When it lives in someone’s head or a personal spreadsheet, EOFY prep is where things slip. A GST period gets missed, PAYE or KiwiSaver balances do not tie back to what is owing to Inland Revenue, drawings and shareholder current accounts go unreviewed, or the workpapers arrive incomplete and the tax agent has to chase. A consistent process means every client gets the same treatment and nothing is left to memory under deadline pressure.
When to run it
Run EOFY prep once the year-end close period is reached, which for most clients is around the 31 March balance date. Some entities have a non-standard balance date, so check each client before you start. The job is owned by the staff member responsible for the client’s file, with a reviewer or partner signing off before reports go to the tax agent.
How to run it in Tidyflow
Set this up as a reusable job template so every EOFY job runs the same way across your team. Each step becomes a subtask your staff check off in order, and you can make the job recurring so it generates automatically each year against your 31 March clients.
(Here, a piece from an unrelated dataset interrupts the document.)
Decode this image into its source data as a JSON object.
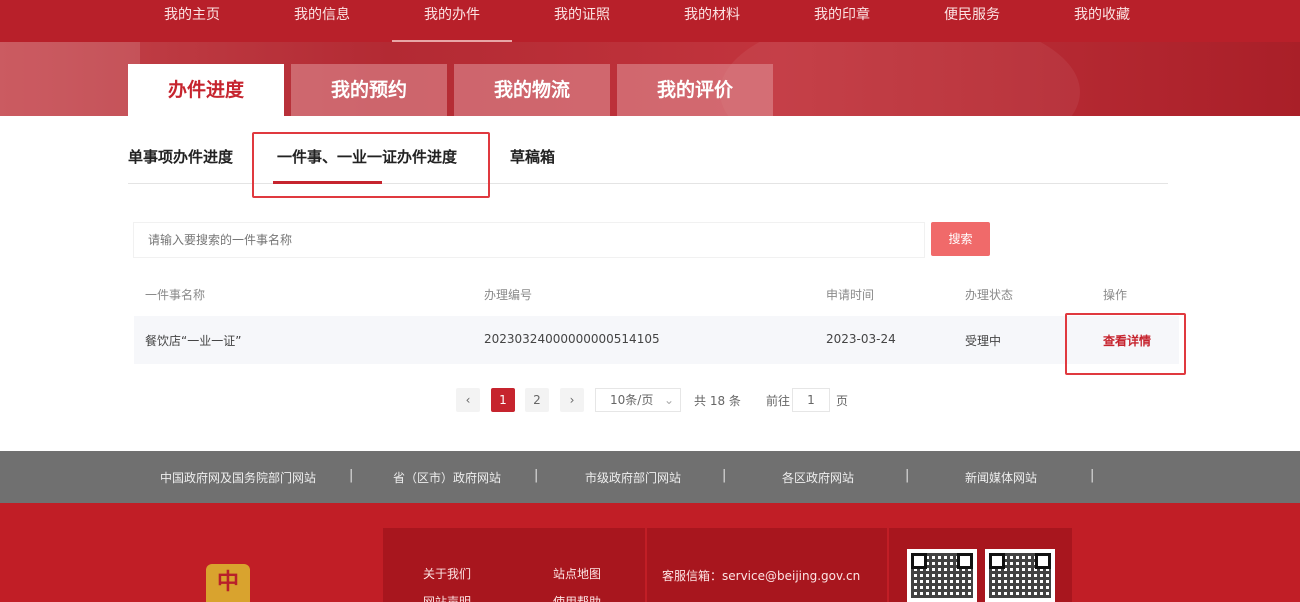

Tidyflow’s workflow management keeps the work visible and tracks who is on what, while recurring tasks handle the annual cadence without anyone re-creating the job by hand.
The items your client needs to supply (missing statements, asset purchase and disposal details, confirmation of unclear transactions, and final report approval) go out as requests in the client portal and requests feature. Clients upload directly against each item, the files land on the job, and you can see at a glance what is still outstanding. When the books are closed, the supporting workpapers and finalised reports stay together on the job through document management, ready for the tax agent.
Common pitfalls
- Leaving a GST period unfiled: confirm every period through to 31 March is filed before you reconcile the GST control accounts.
- PAYE, KiwiSaver, and ESCT balances that do not reconcile to what is owing to IRD, often because payday filing was not completed for the full year.
- Skipping shareholder current accounts, drawings, or trust distributions, which leaves the tax agent without the resolutions or minutes they need.
- A fixed asset register that still shows disposed assets or is missing new purchases, throwing out depreciation.
- Sending reports to the tax agent before the client has reviewed and approved them, then having to re-issue after a late correction.